The most a package can weigh is 70 lbs, Henning added. "That is absolutely the most you can mail," he said. "No matter what it is, if it's over 70 lbs, it's not going anywhere."

Being able to mail a large box doesn't mean that anything put in it can be mailed, however. There are a number of items that are prohibited.

Anything to do with a weapon: ammunition; brass; parts; accessories, are all unauthorized to mail. "A lot of people try to ship weapons parts; they don't know they're not supposed to ship them," said Willis. "We can't even ship a bipod - practically nothing that has to do with a weapon can be mailed."

One exception to the weapons policy is a knife, though it cannot be more than six inches in length, Willis added. "You can't mail home a sword or any of those big knives that you can buy at the bazaar," he said.

Anything that contains alcohol cannot be mailed, Henning explained. "This includes things like Nyquil, aftershave, cologne, perfume and mouthwash," he said.

Anything containing any kind of powder, to include protein shakes and the like, must have an unbroken seal to be shipped. "If something happens and that powder gets loose, it causes a big scare," Henning explained. "Basically, nothing can go if it's in danger of spilling all over everything."
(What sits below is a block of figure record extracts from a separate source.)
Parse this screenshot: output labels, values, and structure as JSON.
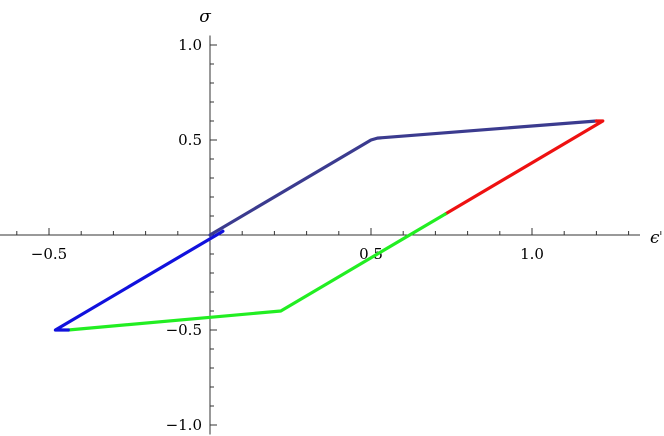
{
  "chart_data": {
    "type": "line",
    "xlabel": "ϵ",
    "ylabel": "σ",
    "xlim": [
      -0.65,
      1.45
    ],
    "ylim": [
      -1.05,
      1.05
    ],
    "x_major_ticks": [
      {
        "value": -0.5,
        "label": "−0.5"
      },
      {
        "value": 0.5,
        "label": "0.5"
      },
      {
        "value": 1.0,
        "label": "1.0"
      }
    ],
    "y_major_ticks": [
      {
        "value": 1.0,
        "label": "1.0"
      },
      {
        "value": 0.5,
        "label": "0.5"
      },
      {
        "value": -0.5,
        "label": "−0.5"
      },
      {
        "value": -1.0,
        "label": "−1.0"
      }
    ],
    "series": [
      {
        "color": "#3b3b8f",
        "points": [
          [
            0.0,
            0.0
          ],
          [
            0.5,
            0.5
          ],
          [
            0.52,
            0.51
          ],
          [
            1.2,
            0.6
          ]
        ]
      },
      {
        "color": "#ee1111",
        "points": [
          [
            1.2,
            0.6
          ],
          [
            1.22,
            0.6
          ],
          [
            0.73,
            0.11
          ]
        ]
      },
      {
        "color": "#22ee22",
        "points": [
          [
            0.73,
            0.11
          ],
          [
            0.22,
            -0.4
          ],
          [
            -0.44,
            -0.5
          ]
        ]
      },
      {
        "color": "#1111dd",
        "points": [
          [
            -0.44,
            -0.5
          ],
          [
            -0.48,
            -0.5
          ],
          [
            0.04,
            0.02
          ]
        ]
      }
    ],
    "grid": false,
    "legend": "none"
  }
}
Animals or animal products cannot be shipped due to U.S. Customs regulations, according to Henning. "A lot of people buy those little scorpions under glass; even that can't go," he added.

In addition to the aforementioned items, there are many other things that cannot be mailed. The mail clerks at the post office will be happy to help sort out what is unauthorized - it's their job, Henning added.

"Don't try to sneak unauthorized items through," Henning urged. "If it gets out of the post office, you are not the only one who could get in trouble. The mail clerk who helped you could get fired."

The Post Office allows Soldiers the opportunity to get excess property back home without the hassle of having to take it on the plane. Keep that in mind when gathering your items in a box to send back to the states.